Was bedeutet dies für Unternehmen hinsichtlich steuerlicher Aspekte?

Die Entscheidung des Hessischen Finanzgerichts hat erhebliche Auswirkungen auf Unternehmen. Es ist wichtig, klare Vereinbarungen über die Nutzung von betrieblichen Fahrzeugen zu treffen und diese Vereinbarungen durch entsprechende Maßnahmen zu überwachen. Andernfalls kann das Finanzamt von einer Privatnutzung ausgehen und entsprechende Steuerfolgen daraus ableiten. Dazu kann neben der Erstellung einer konkreten Fuhrparkordnung auch ein elektronischer Nachweis in Form von Fahrtenbüchern führen.
Unternehmen sollten daher sicherstellen, dass betriebliche Fahrzeuge ausschließlich betrieblich genutzt werden. Dies kann durch die Führung eines Fahrtenbuchs, die Implementierung von Kontrollmechanismen und die regelmäßige Überprüfung der Fahrzeugnutzung erreicht werden. Zudem sollten Unternehmen klare Vereinbarungen mit ihren Gesellschafter-Geschäftsführern treffen und diese Vereinbarungen durchsetzen.

Welche Nachteile hat die fehlerhafte oder nicht ausreichende Führung von Fahrtenbücher für die Unternehmen?

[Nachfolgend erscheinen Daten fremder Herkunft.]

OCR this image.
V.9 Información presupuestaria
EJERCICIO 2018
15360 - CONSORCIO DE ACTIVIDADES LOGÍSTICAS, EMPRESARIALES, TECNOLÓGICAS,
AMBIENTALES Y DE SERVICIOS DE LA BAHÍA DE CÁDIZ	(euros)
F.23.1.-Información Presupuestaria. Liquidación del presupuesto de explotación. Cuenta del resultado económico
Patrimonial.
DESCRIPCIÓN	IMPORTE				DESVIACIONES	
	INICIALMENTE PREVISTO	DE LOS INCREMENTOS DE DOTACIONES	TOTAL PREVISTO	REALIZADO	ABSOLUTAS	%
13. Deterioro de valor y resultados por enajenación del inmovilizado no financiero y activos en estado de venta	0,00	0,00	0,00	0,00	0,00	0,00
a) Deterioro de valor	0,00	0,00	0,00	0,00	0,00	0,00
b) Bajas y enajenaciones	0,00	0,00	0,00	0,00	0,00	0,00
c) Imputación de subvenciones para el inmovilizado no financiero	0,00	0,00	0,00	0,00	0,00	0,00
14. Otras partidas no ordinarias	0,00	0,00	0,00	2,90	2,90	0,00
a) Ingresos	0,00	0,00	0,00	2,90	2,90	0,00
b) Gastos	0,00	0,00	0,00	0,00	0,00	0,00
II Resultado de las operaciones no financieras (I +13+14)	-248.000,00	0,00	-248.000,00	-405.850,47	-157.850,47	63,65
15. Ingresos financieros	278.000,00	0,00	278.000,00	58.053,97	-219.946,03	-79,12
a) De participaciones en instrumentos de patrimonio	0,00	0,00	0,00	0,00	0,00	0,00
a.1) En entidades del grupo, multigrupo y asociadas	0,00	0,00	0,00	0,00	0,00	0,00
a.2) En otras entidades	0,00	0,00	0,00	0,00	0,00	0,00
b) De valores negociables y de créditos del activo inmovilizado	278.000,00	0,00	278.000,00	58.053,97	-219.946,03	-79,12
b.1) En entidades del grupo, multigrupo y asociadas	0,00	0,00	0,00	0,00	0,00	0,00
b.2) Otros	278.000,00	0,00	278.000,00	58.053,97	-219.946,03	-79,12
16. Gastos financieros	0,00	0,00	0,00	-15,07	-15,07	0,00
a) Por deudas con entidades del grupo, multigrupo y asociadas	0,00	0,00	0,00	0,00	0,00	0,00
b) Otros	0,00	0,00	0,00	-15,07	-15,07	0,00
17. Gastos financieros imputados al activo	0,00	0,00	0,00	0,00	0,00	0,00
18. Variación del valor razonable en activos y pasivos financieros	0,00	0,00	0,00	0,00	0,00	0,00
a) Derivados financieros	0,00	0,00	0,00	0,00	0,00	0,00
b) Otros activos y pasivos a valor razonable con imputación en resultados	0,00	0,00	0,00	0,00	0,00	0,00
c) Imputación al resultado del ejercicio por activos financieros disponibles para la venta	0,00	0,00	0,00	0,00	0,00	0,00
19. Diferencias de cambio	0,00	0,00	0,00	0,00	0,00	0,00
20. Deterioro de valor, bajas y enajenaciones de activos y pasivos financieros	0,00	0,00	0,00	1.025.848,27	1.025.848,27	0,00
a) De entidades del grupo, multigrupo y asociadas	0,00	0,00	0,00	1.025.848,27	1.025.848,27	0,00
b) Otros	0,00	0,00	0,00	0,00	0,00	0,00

Neben den bereits dargestellten Nachteilen muss das Unternehmen in diesem Fall möglicherweise nachträgliche Steuerzahlungen leisten, einschließlich der Steuern auf die verdeckte Gewinnausschüttung sowie Zinsen. Ergänzend dazu können die Kosten für den Pkw in dieser Konstellation nicht vollständig als betriebliche Ausgaben anerkannt werden, was zu einer Erhöhung der steuerpflichtigen Gewinne führen kann.